4)Print this form, fill it out and mail it with a cheque to Feb International. (The address is included on the form.)
a.The envelope should be addressed to Feb International, Attention: Norman Nielsen.
b.The cheque should be made out to Feb International
c.To direct the donation to Sinakekele Children, include that name on the form in the section titled, “Donation Information.”
d.If you do not check the last box titled, “Please send my tax receipt at the end of the year.” Then it will be mailed to you within a couple of weeks.

Online:

Follow the same process as above, but select the form entitled, “Secure On-line Donation Form” instead. Fill out the appropriate information, but make sure to include “Sinakekele Children” in the space labelled, “Missionary Name”.

I looked back on what I had written while in Africa, to remind myself. My journal on May 21st said, “Ruth always says that once you have Africa in your blood or under your feet it never leaves you. I think I’m experiencing a little bit of that tonight. I feel like I’m leaving a part of myself, my purpose, behind. When Ruth talks about this ministry, I feel like I could stay here forever, sitting in this tiny room with a suitcase of clothes and a mattress. I’m so content.”

I need to do something quickly!

So Long Sweet Summer.

Summer is over. I leave for my new waterloo home tomorrow. Its been a very good summer, full of new adventures, new places, new people, old friends, old haunts and of course good old Sarnia.

This is the fourth time I’ve moved since going to university. I was off campus my first term, then in residence, then off campus with six of my friends and now I’m starting a brand new home. You’d think I’d be use to it by now.

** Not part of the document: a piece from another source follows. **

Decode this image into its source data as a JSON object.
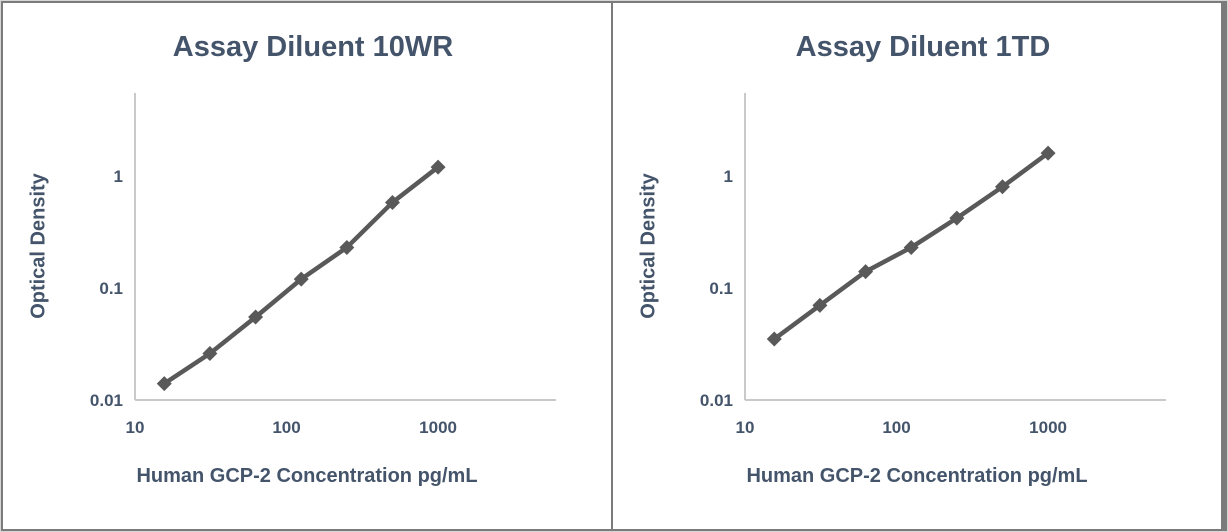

I’m pretty poor at transitions. Change makes me nervous. I’ve always found that when I’m in a new situation there’s always this buffer time when I feel a little lost, when I find it hard to just relax and be myself.

Change is hard for me, but its also exciting. I’m looking forward to yet another wonderful year full of blessings and challenges. Who knows what’s in store. So long sweet summer.


My tribute to summer. I’ll miss all of you!